After exiting the terminal, I found the pre-arranged meeting place (an A&W restaurant, hilariously enough), but I did not see my friend who should be sticking out like a sore thumb.  Not worrying too much at this point, I just put my stuff down and did some people watching.  After about 20 or 30 minutes, however, I started to get a little worried.  As I was contemplating leaving a message on his Facebook timeline asking one of his Indonesia-based friends to call him and remind him that he was supposed to pick me from the airport, I looked up and saw the only pasty white boy in eyeshot sauntering towards me, smoking a cigarette.  Piotr!

When I knew he saw me, I pointed at my imaginary watch.

“How long have you been waiting?” he probed.
“About half an hour,” I responded with a smirk.
“Oh, that’s nothing,” he said.

I was too happy to see him to roll my eyes.

Apparently he had been stuck in a meeting (on a Sunday evening…but it being Piotr, I believed him). But also, Sunday afternoon and evening is the worst time to try and either enter or exit the international airport in Jakarta, because that is its busiest time (according to Piotr J)

While at university, I never really considered Piotr a foreign exchange student.  I think this is mostly because his English was so unbelievably fluent. Besides only the slightest of accents, there was no way to really tell that English was not his first language.  (Additionally, having been raised by Polish parents in Indonesia, he can speak Polish and Indonesian (as well as a functional level of Japanese)). 
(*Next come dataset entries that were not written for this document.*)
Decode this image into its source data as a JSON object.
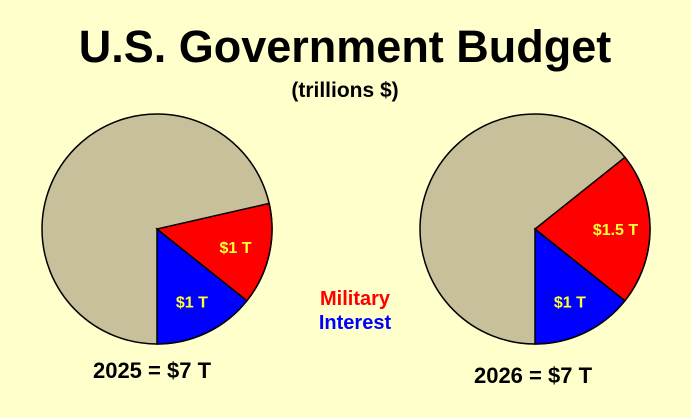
{
  "chart_data": {
    "type": "pie",
    "title": "U.S. Government Budget",
    "subtitle": "(trillions $)",
    "legend": [
      {
        "label": "Military",
        "color": "#ff0000"
      },
      {
        "label": "Interest",
        "color": "#0000ff"
      }
    ],
    "legend_placement": "bottom-center",
    "other_color": "#c8bf9b",
    "label_color": "#ffff33",
    "pies": [
      {
        "caption": "2025 = $7 T",
        "total": 7,
        "slices": [
          {
            "series": "Interest",
            "value": 1,
            "text": "$1 T"
          },
          {
            "series": "Military",
            "value": 1,
            "text": "$1 T"
          }
        ]
      },
      {
        "caption": "2026 = $7 T",
        "total": 7,
        "slices": [
          {
            "series": "Interest",
            "value": 1,
            "text": "$1 T"
          },
          {
            "series": "Military",
            "value": 1.5,
            "text": "$1.5 T"
          }
        ]
      }
    ]
  }
}
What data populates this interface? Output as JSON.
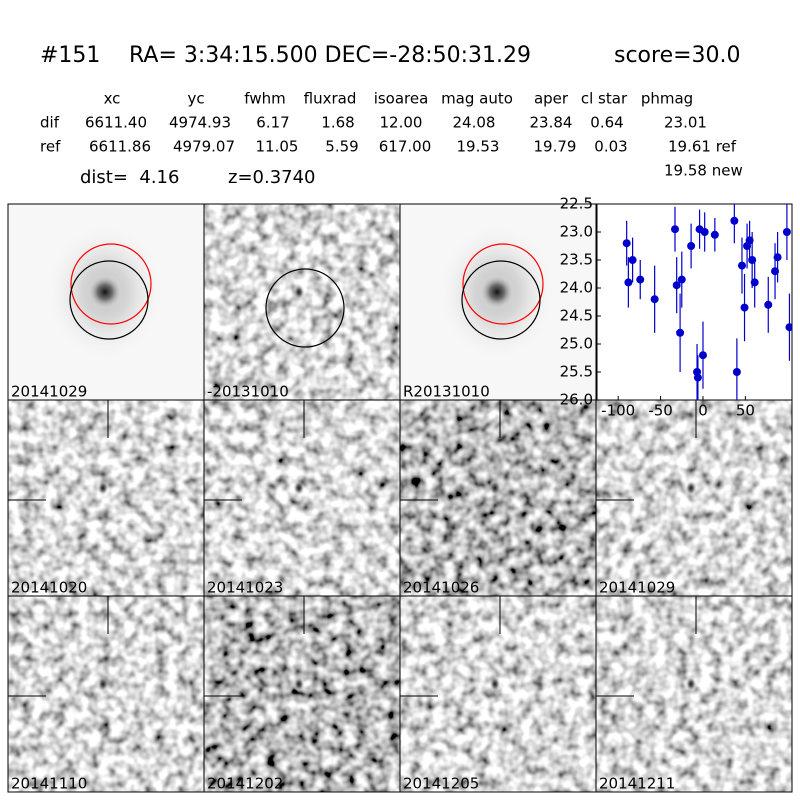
{
  "header": {
    "id": "#151",
    "coords": "RA= 3:34:15.500 DEC=-28:50:31.29",
    "score": "score=30.0"
  },
  "table": {
    "columns": [
      "xc",
      "yc",
      "fwhm",
      "fluxrad",
      "isoarea",
      "mag auto",
      "aper",
      "cl star",
      "phmag"
    ],
    "rows": [
      {
        "label": "dif",
        "cells": [
          "6611.40",
          "4974.93",
          "6.17",
          "1.68",
          "12.00",
          "24.08",
          "23.84",
          "0.64",
          "23.01"
        ]
      },
      {
        "label": "ref",
        "cells": [
          "6611.86",
          "4979.07",
          "11.05",
          "5.59",
          "617.00",
          "19.53",
          "19.79",
          "0.03",
          "19.61 ref"
        ]
      }
    ],
    "note": "19.58 new"
  },
  "dist": "dist=  4.16",
  "z": "z=0.3740",
  "stamps": [
    {
      "label": "20141029",
      "label_color": "#000000"
    },
    {
      "label": "-20131010",
      "label_color": "#000000"
    },
    {
      "label": "R20131010",
      "label_color": "#000000"
    },
    {
      "label": "20141020",
      "label_color": "#000000"
    },
    {
      "label": "20141023",
      "label_color": "#000000"
    },
    {
      "label": "20141026",
      "label_color": "#000000"
    },
    {
      "label": "20141029",
      "label_color": "#ff0000"
    },
    {
      "label": "20141110",
      "label_color": "#000000"
    },
    {
      "label": "20141202",
      "label_color": "#000000"
    },
    {
      "label": "20141205",
      "label_color": "#000000"
    },
    {
      "label": "20141211",
      "label_color": "#000000"
    }
  ],
  "light_curve": {
    "type": "scatter",
    "color": "#0000cc",
    "x": [
      -90,
      -88,
      -83,
      -74,
      -57,
      -33,
      -31,
      -27,
      -25,
      -14,
      -7,
      -6,
      -4,
      0,
      2,
      14,
      37,
      40,
      46,
      49,
      52,
      55,
      58,
      61,
      77,
      85,
      88,
      99,
      102
    ],
    "values": [
      23.2,
      23.9,
      23.5,
      23.85,
      24.2,
      22.95,
      23.95,
      24.8,
      23.85,
      23.25,
      25.5,
      25.6,
      22.95,
      25.2,
      23.0,
      23.05,
      22.8,
      25.5,
      23.6,
      24.35,
      23.25,
      23.15,
      23.5,
      23.9,
      24.3,
      23.7,
      23.45,
      23.0,
      24.7
    ],
    "errors": [
      0.4,
      0.45,
      0.4,
      0.35,
      0.6,
      0.4,
      0.5,
      0.7,
      0.5,
      0.4,
      0.5,
      0.4,
      0.35,
      0.6,
      0.35,
      0.3,
      0.4,
      0.6,
      0.5,
      0.6,
      0.4,
      0.35,
      0.5,
      0.45,
      0.5,
      0.5,
      0.45,
      0.5,
      0.6
    ],
    "xlim": [
      -125,
      105
    ],
    "ylim": [
      26,
      22.5
    ],
    "xticks": [
      -100,
      -50,
      0,
      50
    ],
    "yticks": [
      22.5,
      {
        "value": 23,
        "label": "23.0"
      },
      23.5,
      {
        "value": 24,
        "label": "24.0"
      },
      24.5,
      {
        "value": 25,
        "label": "25.0"
      },
      25.5,
      {
        "value": 26,
        "label": "26.0"
      }
    ]
  }
}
We eventually made our way out of the congested and bustling airport and on our way back to Piotr’s apartment. On the way back we stopped for gas. I could overhear Piotr speaking Indonesian to the clearly incredulous gas attendant.

“He sounded surprised you could speak Indonesian,” I said.
“They always are,” he smiled.

As we continued down the highway Piotr explained that I couldn’t have picked a better time to visit Indonesia, and specifically Jakarta. President Joko “Jokowi” Widodo was going to have his inauguration the next day. Jokowi came from a modest background and was touted as populist. The first Indonesian president who was a political outsider, meaning that he was not already a part of the political elite. He was elected with an overwhelming majority. The best thing about him: he’s a massive metalhead. I mean, this dude even listens to Napalm Death.
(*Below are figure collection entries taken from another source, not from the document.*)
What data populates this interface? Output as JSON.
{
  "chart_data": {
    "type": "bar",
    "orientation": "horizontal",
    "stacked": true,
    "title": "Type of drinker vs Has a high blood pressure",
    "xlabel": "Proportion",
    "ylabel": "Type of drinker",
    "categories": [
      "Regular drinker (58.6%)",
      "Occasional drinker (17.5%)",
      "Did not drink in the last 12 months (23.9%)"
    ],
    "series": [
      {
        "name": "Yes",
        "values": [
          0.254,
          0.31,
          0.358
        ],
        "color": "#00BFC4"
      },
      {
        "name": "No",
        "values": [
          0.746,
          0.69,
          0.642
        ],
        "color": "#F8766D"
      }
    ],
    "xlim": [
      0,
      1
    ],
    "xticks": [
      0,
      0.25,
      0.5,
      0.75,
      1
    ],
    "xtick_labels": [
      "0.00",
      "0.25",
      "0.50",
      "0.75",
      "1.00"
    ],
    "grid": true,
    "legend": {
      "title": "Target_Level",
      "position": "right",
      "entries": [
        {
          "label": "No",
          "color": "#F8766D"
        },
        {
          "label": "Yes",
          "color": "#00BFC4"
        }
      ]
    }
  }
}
The next day, Piotr and I attended Jokowi’s massive inauguration rally, which ended up being at a square just a couple blocks away from Piotr’s apartment. There was a huge parade with different organizations being represented. One organization had instruments they were playing that were completely made out of bamboo. The instruments themselves didn’t have the best timbre, but they sure could play them!

Multiple times Indonesian people (especially teenaged girls) came up to take pictures with us, and especially Piotr. After one such instance, Piotr recounted a story to me: a gaggle of girls passed him on the sidewalk, and one of them said in Indonesian, “See him? He’s my boyfriend” as her friends giggled. Piotr replied, also in Indonesian, “Then how come I’ve never even met you before?” or something along those lines. Shocked, the girls embarrassingly scurried off.
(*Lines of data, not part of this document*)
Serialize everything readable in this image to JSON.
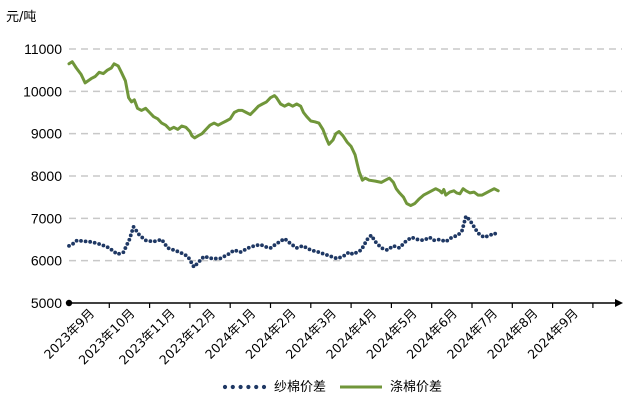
{
  "chart_data": {
    "type": "line",
    "unit_label": "元/吨",
    "title": "",
    "xlabel": "",
    "ylabel": "元/吨",
    "ylim": [
      5000,
      11000
    ],
    "yticks": [
      "5000",
      "6000",
      "7000",
      "8000",
      "9000",
      "10000",
      "11000"
    ],
    "grid": true,
    "legend_position": "bottom-center",
    "categories": [
      "2023年9月",
      "2023年10月",
      "2023年11月",
      "2023年12月",
      "2024年1月",
      "2024年2月",
      "2024年3月",
      "2024年4月",
      "2024年5月",
      "2024年6月",
      "2024年7月",
      "2024年8月",
      "2024年9月"
    ],
    "series": [
      {
        "name": "纱棉价差",
        "style": "dotted",
        "color": "#1f3864",
        "points": [
          [
            0.0,
            6350
          ],
          [
            0.1,
            6400
          ],
          [
            0.2,
            6480
          ],
          [
            0.35,
            6460
          ],
          [
            0.5,
            6450
          ],
          [
            0.65,
            6420
          ],
          [
            0.8,
            6380
          ],
          [
            1.0,
            6300
          ],
          [
            1.2,
            6150
          ],
          [
            1.35,
            6200
          ],
          [
            1.5,
            6500
          ],
          [
            1.6,
            6800
          ],
          [
            1.75,
            6600
          ],
          [
            1.9,
            6480
          ],
          [
            2.1,
            6450
          ],
          [
            2.3,
            6500
          ],
          [
            2.45,
            6300
          ],
          [
            2.6,
            6250
          ],
          [
            2.75,
            6200
          ],
          [
            2.95,
            6100
          ],
          [
            3.1,
            5850
          ],
          [
            3.25,
            6000
          ],
          [
            3.35,
            6100
          ],
          [
            3.55,
            6050
          ],
          [
            3.75,
            6050
          ],
          [
            3.95,
            6150
          ],
          [
            4.1,
            6250
          ],
          [
            4.25,
            6200
          ],
          [
            4.45,
            6300
          ],
          [
            4.6,
            6350
          ],
          [
            4.75,
            6380
          ],
          [
            4.9,
            6320
          ],
          [
            5.0,
            6300
          ],
          [
            5.15,
            6400
          ],
          [
            5.35,
            6520
          ],
          [
            5.5,
            6400
          ],
          [
            5.65,
            6300
          ],
          [
            5.8,
            6350
          ],
          [
            6.0,
            6250
          ],
          [
            6.2,
            6200
          ],
          [
            6.35,
            6150
          ],
          [
            6.5,
            6100
          ],
          [
            6.65,
            6050
          ],
          [
            6.8,
            6100
          ],
          [
            6.95,
            6200
          ],
          [
            7.05,
            6150
          ],
          [
            7.25,
            6250
          ],
          [
            7.4,
            6500
          ],
          [
            7.5,
            6600
          ],
          [
            7.6,
            6450
          ],
          [
            7.75,
            6300
          ],
          [
            7.9,
            6250
          ],
          [
            8.05,
            6350
          ],
          [
            8.2,
            6300
          ],
          [
            8.35,
            6450
          ],
          [
            8.5,
            6550
          ],
          [
            8.65,
            6500
          ],
          [
            8.8,
            6480
          ],
          [
            8.95,
            6550
          ],
          [
            9.05,
            6480
          ],
          [
            9.2,
            6500
          ],
          [
            9.35,
            6450
          ],
          [
            9.5,
            6550
          ],
          [
            9.65,
            6600
          ],
          [
            9.75,
            6700
          ],
          [
            9.85,
            7050
          ],
          [
            9.95,
            6950
          ],
          [
            10.05,
            6800
          ],
          [
            10.15,
            6650
          ],
          [
            10.3,
            6550
          ],
          [
            10.45,
            6600
          ],
          [
            10.55,
            6650
          ],
          [
            10.65,
            6600
          ]
        ]
      },
      {
        "name": "涤棉价差",
        "style": "solid",
        "color": "#70963a",
        "points": [
          [
            0.0,
            10650
          ],
          [
            0.08,
            10700
          ],
          [
            0.18,
            10550
          ],
          [
            0.3,
            10400
          ],
          [
            0.4,
            10200
          ],
          [
            0.55,
            10300
          ],
          [
            0.65,
            10350
          ],
          [
            0.75,
            10450
          ],
          [
            0.85,
            10420
          ],
          [
            0.95,
            10500
          ],
          [
            1.05,
            10550
          ],
          [
            1.12,
            10650
          ],
          [
            1.22,
            10600
          ],
          [
            1.3,
            10450
          ],
          [
            1.4,
            10250
          ],
          [
            1.48,
            9850
          ],
          [
            1.55,
            9750
          ],
          [
            1.62,
            9800
          ],
          [
            1.7,
            9600
          ],
          [
            1.8,
            9550
          ],
          [
            1.9,
            9600
          ],
          [
            2.0,
            9500
          ],
          [
            2.1,
            9400
          ],
          [
            2.2,
            9350
          ],
          [
            2.3,
            9250
          ],
          [
            2.4,
            9200
          ],
          [
            2.5,
            9100
          ],
          [
            2.6,
            9150
          ],
          [
            2.7,
            9100
          ],
          [
            2.8,
            9180
          ],
          [
            2.9,
            9150
          ],
          [
            3.0,
            9050
          ],
          [
            3.05,
            8950
          ],
          [
            3.12,
            8900
          ],
          [
            3.2,
            8950
          ],
          [
            3.3,
            9000
          ],
          [
            3.4,
            9100
          ],
          [
            3.5,
            9200
          ],
          [
            3.6,
            9250
          ],
          [
            3.7,
            9200
          ],
          [
            3.8,
            9250
          ],
          [
            3.9,
            9300
          ],
          [
            4.0,
            9350
          ],
          [
            4.1,
            9500
          ],
          [
            4.2,
            9550
          ],
          [
            4.3,
            9550
          ],
          [
            4.4,
            9500
          ],
          [
            4.5,
            9450
          ],
          [
            4.6,
            9550
          ],
          [
            4.7,
            9650
          ],
          [
            4.8,
            9700
          ],
          [
            4.9,
            9750
          ],
          [
            5.0,
            9850
          ],
          [
            5.1,
            9900
          ],
          [
            5.15,
            9850
          ],
          [
            5.25,
            9700
          ],
          [
            5.35,
            9650
          ],
          [
            5.45,
            9700
          ],
          [
            5.55,
            9650
          ],
          [
            5.65,
            9700
          ],
          [
            5.75,
            9650
          ],
          [
            5.82,
            9500
          ],
          [
            5.9,
            9400
          ],
          [
            6.0,
            9300
          ],
          [
            6.1,
            9280
          ],
          [
            6.2,
            9250
          ],
          [
            6.3,
            9100
          ],
          [
            6.38,
            8900
          ],
          [
            6.45,
            8750
          ],
          [
            6.55,
            8850
          ],
          [
            6.62,
            9000
          ],
          [
            6.7,
            9050
          ],
          [
            6.8,
            8950
          ],
          [
            6.9,
            8800
          ],
          [
            7.0,
            8700
          ],
          [
            7.1,
            8500
          ],
          [
            7.15,
            8300
          ],
          [
            7.2,
            8100
          ],
          [
            7.28,
            7900
          ],
          [
            7.35,
            7950
          ],
          [
            7.45,
            7900
          ],
          [
            7.6,
            7880
          ],
          [
            7.75,
            7850
          ],
          [
            7.85,
            7900
          ],
          [
            7.95,
            7950
          ],
          [
            8.05,
            7850
          ],
          [
            8.12,
            7700
          ],
          [
            8.2,
            7600
          ],
          [
            8.3,
            7500
          ],
          [
            8.38,
            7350
          ],
          [
            8.48,
            7300
          ],
          [
            8.58,
            7350
          ],
          [
            8.68,
            7450
          ],
          [
            8.8,
            7550
          ],
          [
            8.9,
            7600
          ],
          [
            9.0,
            7650
          ],
          [
            9.1,
            7700
          ],
          [
            9.2,
            7650
          ],
          [
            9.25,
            7600
          ],
          [
            9.3,
            7680
          ],
          [
            9.35,
            7550
          ],
          [
            9.45,
            7620
          ],
          [
            9.55,
            7650
          ],
          [
            9.62,
            7600
          ],
          [
            9.7,
            7580
          ],
          [
            9.78,
            7700
          ],
          [
            9.85,
            7650
          ],
          [
            9.95,
            7600
          ],
          [
            10.05,
            7620
          ],
          [
            10.15,
            7550
          ],
          [
            10.25,
            7550
          ],
          [
            10.35,
            7600
          ],
          [
            10.45,
            7650
          ],
          [
            10.55,
            7700
          ],
          [
            10.65,
            7650
          ]
        ]
      }
    ]
  }
}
Piotr, ever the brilliant photographer, brought his camera and took pictures of the festivities. There were musical groups playing on a small stage, small carts were selling all sorts of snacks and drinks, and everyone looked genuinely happy. Very happy.

I had only been in Indonesia for less than 24 hours, and knew very little about the country, but I could already tell that people KNEW (not thought, KNEW) that things are going to change for the better. In a country notorious for its endemic poverty and systemic corruption, things have to get better.

That night, Piotr and I, along with his girlfriend, Michelle, attended an absolutely humongous concert in celebration of Jokowi’s inauguration. The biggest band in Indonesia was playing (their name sadly escapes me), and people were clearly going crazy over the fact that they were playing. I’m not sure what the turnout of the concert was, but it was clearly in the tens of thousands. There were flags being waved, cheers, and again, smiles plastered on just about everyone.

I spent the next day or two wandering around the city as Piotr had to return to his office work. As odd as it sounds, the highlight of that wandering around was going to a puppet museum, the Wayang Museum. The Wayang Museum specialized in Javanese wayang puppetry, which is specific to the Java island (the island of Indonesia that contains Jakarta). An employee of the museum explained some basic information about the puppets to me, and how a lot of them have been passed down through generations of families. Other than that tidbit, I sadly don’t remember any other information about the puppets. But I would highly recommend the museum!